In May, Dr. Lucy Popova and Dr. Pamela Ling coauthored “Alternative Tobacco Product Use and Smoking Cessation: A National Study.”  It appeared in the May issue of the American Journal of Public Health. 

The authors are members of the Center for Tobacco Control Research and Education at the University of California, San Francisco, which is a staunch opponent of tobacco harm reduction.  So it is unsurprising that their conclusions about safer smoke-free products were almost entirely negative:

Alternative tobacco products are attractive to smokers who want to quit smoking, but these data did not indicate that alternative tobacco products promote cessation.  Unsubstantiated overt and implied claims that alternative tobacco products aid smoking cessation should be prohibited.

But these data DID indicate that alternative products promote cessation.

The authors used a Knowledge Network survey in 2011 of 1,836 current or former smokers who quit less than two years before.  The survey asked participants about use of chewing tobacco, moist snuff, snus, dissolvable tobacco and e-cigarettes.

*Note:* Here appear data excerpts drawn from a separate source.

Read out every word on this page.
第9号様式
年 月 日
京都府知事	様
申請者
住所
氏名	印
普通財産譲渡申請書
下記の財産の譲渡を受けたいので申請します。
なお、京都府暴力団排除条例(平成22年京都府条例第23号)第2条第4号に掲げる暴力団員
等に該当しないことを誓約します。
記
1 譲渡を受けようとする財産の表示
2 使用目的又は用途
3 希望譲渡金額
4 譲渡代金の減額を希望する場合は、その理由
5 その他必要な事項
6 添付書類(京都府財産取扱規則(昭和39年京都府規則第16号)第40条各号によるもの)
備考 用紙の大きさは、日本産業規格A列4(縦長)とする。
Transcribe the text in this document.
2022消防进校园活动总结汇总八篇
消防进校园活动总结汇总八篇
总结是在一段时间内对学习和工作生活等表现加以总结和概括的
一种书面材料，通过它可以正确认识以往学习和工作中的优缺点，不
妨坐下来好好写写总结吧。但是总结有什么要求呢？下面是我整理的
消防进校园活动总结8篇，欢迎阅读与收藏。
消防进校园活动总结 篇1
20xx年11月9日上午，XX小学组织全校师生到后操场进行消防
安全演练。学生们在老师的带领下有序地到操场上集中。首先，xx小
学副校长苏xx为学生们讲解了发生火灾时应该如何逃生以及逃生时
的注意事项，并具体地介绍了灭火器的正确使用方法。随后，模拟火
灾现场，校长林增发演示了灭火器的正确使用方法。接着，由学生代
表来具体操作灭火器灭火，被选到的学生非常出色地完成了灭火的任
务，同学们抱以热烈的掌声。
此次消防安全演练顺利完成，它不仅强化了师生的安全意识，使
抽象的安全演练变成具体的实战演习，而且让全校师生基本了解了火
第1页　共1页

Drs. Popova and Ling provide the percentages of the 1,527 smokers who had been successful and unsuccessful in quitting and who had used these products, but they either didn’t see or completely ignored these important results:

Successful Quitting Among Knowledge Network Survey Participants, 2011
Product Ever Users (n) Percentage Successful Quitters
Chewing tobacco 221 32
Moist snuff 232 29
Snus 205 26
Dissolvable tobacco 44 20
E-cigarettes 323 23
All participants 1,527 28

Over 300 survey participants had used e-cigarettes, and over 200 had used snus, moist snuff or chewing tobacco. Importantly, a significant percentage of ever users of all smoke-free products were successful quitters.

Popova and Ling close with this:
Explicit or implied claims that alternative tobacco products are smoking cessation aids should be prohibited in the absence of a body of scientific evidence showing such an effect.
It is ironic that their paper adds to the body of scientific evidence that smoke-free products are smoking cessation aids.
Note: Thanks to Dr. Joel Nitzkin for noticing this discrepancy.